Thanks to a Mic article about it that was published last week, a Chrome extension called Coincidence Detector has gotten a fair amount of attention over the last few days. Coincidence Detector is extremely creepy: It draws on a database of names of (purported) Jews and automatically adds Jew-parentheses around those names when they show up in the user’s browser. “John Smith,” to take an unlikely example, would show up as “(((John Smith)))” — a winking in-joke among online anti-Semites (particularly alt-righters) indicating that, hey, this guy is Jewish.
“The extension has 2,473 users and boasts a rating of 5 out of 5 stars,” noted Mic. “It is connected to a database of names that is regularly updated.” The article also explained that the “coincidence” part is ironic, in the sense of It sure is a coincidence there are so many Jewish people in positions of power. (After the Mic article, Google yanked Coincidence Detector down from its extension marketplace.)
For anyone who is Jewish (I am), there is a dark, murderous history to the practice of maintaining lists of Jews — a history that stretches back through millennia of persecution, pogroms, mass murder, and forced migration. So it’s completely understandable why some might find this extension scary.
And yet: I wish people would ignore garbage like this. Nobody gains anything by panicking about it, and there’s solid reason to think it will only rile up trolls who have shown little evidence of exhibiting any offline power or influence.
This is a delicate argument, so it’s important to be really specific: Obviously, it is vital to vigilantly monitor anti-Semitism in the U.S. and everywhere else. This is especially true now, given that in recent years it has become increasingly difficult to be Jewish in Europe, where hatred of Jews is disturbingly common both in some of the recently resurgent far-right parties clawing to power in the recession-scarred E.U. political landscape and among certain subsets of the continent’s growing Muslim population. So I’m all for raising the alarm bells about any sign of rising anti-Semitism — any attack on a Jew or a synagogue should get coverage. “Never forget” may be a cliché, but it’s an important imperative that can’t ever be, well, forgotten.

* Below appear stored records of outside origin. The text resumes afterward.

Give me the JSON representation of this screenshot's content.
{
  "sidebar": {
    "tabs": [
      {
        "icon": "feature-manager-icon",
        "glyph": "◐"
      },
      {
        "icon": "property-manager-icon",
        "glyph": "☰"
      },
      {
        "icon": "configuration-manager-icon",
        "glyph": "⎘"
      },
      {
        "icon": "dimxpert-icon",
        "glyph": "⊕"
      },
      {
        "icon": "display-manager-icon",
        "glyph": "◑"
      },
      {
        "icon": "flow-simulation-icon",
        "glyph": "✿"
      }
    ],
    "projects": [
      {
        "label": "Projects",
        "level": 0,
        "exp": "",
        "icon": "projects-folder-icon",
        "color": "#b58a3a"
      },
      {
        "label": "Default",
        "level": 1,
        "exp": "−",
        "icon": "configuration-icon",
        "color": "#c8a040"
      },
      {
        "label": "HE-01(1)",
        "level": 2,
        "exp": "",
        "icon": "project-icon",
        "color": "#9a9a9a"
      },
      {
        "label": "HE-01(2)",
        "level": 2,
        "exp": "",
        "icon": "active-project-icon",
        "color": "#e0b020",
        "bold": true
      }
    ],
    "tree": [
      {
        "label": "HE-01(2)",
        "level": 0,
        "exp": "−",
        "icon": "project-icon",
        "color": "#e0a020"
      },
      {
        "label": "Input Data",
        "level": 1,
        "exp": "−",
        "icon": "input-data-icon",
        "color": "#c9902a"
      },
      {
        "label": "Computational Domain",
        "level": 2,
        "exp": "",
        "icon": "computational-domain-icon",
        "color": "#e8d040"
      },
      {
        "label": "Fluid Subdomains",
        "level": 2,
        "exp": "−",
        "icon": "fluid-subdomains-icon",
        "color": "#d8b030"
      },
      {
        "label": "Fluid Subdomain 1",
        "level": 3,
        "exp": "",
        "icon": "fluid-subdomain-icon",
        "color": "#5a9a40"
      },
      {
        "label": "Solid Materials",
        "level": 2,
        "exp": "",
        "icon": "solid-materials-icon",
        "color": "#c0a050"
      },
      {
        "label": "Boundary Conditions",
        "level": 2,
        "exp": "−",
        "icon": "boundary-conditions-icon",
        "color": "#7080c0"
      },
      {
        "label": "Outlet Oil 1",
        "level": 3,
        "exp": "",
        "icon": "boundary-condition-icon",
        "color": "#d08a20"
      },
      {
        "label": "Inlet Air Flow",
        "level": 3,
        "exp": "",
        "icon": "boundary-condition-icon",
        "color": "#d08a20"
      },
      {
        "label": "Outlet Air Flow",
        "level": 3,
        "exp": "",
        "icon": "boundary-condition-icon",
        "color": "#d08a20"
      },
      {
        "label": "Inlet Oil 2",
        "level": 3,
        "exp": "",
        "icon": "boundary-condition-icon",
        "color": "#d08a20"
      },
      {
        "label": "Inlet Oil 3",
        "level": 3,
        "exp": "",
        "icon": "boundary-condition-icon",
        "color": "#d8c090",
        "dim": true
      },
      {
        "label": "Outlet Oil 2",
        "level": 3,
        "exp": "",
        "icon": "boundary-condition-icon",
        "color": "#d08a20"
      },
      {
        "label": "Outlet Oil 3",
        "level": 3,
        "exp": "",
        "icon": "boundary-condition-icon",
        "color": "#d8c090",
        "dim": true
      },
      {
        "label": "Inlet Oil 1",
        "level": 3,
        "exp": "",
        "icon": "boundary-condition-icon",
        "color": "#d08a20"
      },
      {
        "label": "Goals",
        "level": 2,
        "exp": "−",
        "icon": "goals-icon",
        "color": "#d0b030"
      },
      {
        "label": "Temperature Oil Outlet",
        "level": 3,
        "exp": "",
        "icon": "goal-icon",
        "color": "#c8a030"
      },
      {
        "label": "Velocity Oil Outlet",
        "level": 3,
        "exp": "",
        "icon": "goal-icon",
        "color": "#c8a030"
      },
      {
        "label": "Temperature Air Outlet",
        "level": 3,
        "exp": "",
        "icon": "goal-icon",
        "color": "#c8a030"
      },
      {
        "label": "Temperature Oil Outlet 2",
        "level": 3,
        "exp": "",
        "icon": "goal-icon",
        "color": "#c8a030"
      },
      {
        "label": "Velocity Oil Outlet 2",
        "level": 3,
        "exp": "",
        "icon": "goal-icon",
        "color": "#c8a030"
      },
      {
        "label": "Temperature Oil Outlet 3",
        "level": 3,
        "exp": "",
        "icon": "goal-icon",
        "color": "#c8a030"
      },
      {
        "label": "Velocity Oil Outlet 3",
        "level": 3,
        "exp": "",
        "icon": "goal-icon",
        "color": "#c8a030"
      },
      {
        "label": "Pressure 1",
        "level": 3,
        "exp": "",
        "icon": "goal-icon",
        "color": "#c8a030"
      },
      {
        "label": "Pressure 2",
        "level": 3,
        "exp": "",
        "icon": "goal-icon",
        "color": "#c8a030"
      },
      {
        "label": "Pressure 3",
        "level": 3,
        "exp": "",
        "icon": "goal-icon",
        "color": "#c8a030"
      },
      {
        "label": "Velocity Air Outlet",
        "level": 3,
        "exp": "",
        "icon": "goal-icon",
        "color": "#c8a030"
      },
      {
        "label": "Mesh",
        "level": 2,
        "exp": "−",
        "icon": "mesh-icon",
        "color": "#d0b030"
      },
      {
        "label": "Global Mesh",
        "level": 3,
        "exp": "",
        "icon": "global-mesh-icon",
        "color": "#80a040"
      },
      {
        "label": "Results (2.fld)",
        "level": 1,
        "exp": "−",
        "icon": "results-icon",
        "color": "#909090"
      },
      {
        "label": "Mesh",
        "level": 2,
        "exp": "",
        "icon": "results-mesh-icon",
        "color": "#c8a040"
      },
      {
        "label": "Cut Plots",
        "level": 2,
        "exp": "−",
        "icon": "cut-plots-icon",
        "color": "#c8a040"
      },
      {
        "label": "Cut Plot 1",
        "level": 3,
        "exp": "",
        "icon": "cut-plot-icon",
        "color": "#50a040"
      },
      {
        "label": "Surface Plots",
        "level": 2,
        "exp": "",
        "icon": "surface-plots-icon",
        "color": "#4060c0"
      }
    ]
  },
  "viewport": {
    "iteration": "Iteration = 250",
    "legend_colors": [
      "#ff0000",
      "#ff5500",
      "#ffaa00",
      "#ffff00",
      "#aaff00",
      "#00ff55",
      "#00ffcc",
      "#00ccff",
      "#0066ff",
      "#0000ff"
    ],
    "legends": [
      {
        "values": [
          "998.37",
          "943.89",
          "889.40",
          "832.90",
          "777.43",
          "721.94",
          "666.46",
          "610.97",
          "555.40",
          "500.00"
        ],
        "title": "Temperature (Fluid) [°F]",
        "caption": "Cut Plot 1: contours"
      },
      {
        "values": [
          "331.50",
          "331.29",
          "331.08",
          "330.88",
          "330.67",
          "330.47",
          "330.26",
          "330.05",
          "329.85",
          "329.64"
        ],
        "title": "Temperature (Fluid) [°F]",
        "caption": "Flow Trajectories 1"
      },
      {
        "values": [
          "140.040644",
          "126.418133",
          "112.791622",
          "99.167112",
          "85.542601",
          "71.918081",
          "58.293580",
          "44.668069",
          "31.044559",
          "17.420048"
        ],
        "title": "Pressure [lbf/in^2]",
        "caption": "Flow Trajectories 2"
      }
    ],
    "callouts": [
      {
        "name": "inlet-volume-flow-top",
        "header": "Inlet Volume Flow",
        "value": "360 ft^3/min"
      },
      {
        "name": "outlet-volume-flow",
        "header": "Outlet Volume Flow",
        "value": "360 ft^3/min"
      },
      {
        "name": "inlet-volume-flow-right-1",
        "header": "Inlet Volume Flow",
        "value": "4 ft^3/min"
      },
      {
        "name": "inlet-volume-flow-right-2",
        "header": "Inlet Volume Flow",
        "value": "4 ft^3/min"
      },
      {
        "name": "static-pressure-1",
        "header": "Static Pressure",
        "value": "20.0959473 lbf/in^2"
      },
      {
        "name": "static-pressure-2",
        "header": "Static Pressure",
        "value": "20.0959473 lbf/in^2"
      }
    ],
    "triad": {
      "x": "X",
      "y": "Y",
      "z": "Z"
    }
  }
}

But when it comes to the world of anonymous online fuckery, there’s a line to be walked. It really is quite easy for faceless jerks who don’t represent anyone to get more attention than they warrant by targeting cultural pressure points pertaining to harassment, hatred, and so forth. In this case, all we know is that some asshole made a list of Jews and an extension drawing on that list, and that a grand total of less than 3,000 other assholes around the world downloaded it, with the end result being … some parentheses were added to a bunch of names. Maybe some of the extension’s users then tweeted at the Jewish figures whose names were parenthesized, I guess, but the extension itself didn’t even do anything to its targets — all it did was puke up some stupid parentheses, at which point the user presumably chuckled to himself and hit refresh on a Stormfront forum.
When it comes to app and extension downloads, 3,000 isn’t all that far off, statistically, from zero. Very few people downloaded this extension. If I told you that there are anti-Semitic people in the world who make lists of Jews, that wouldn’t surprise you (hell, do a Google search for “Jew list” and you’ll find stuff as old as the internet itself). If I told you that there are enough of them that 3,000 would download a Chrome extension feeding on their obsession, that wouldn’t surprise you either. It’s unclear, in short, exactly what new or newsworthy threat Coincidence Detector represents that would lead anyone to be all that concerned about it. That doesn’t mean Mic shouldn’t have covered it — in both the Coincidence Detector article and another one they published last week explaining Jew-parentheses, authors Cooper Fleishman and Anthony Smith did some valuable excavation of the worst corners of the internet — but rather than that we need to develop some perspective. Given how easy it is for anyone to spew hatred online, we need to be better at triaging, better at discerning strains of hatred that demand a forceful response from those which are best ignored. Coincidence Detector, gross as it is, sat firmly in the latter category.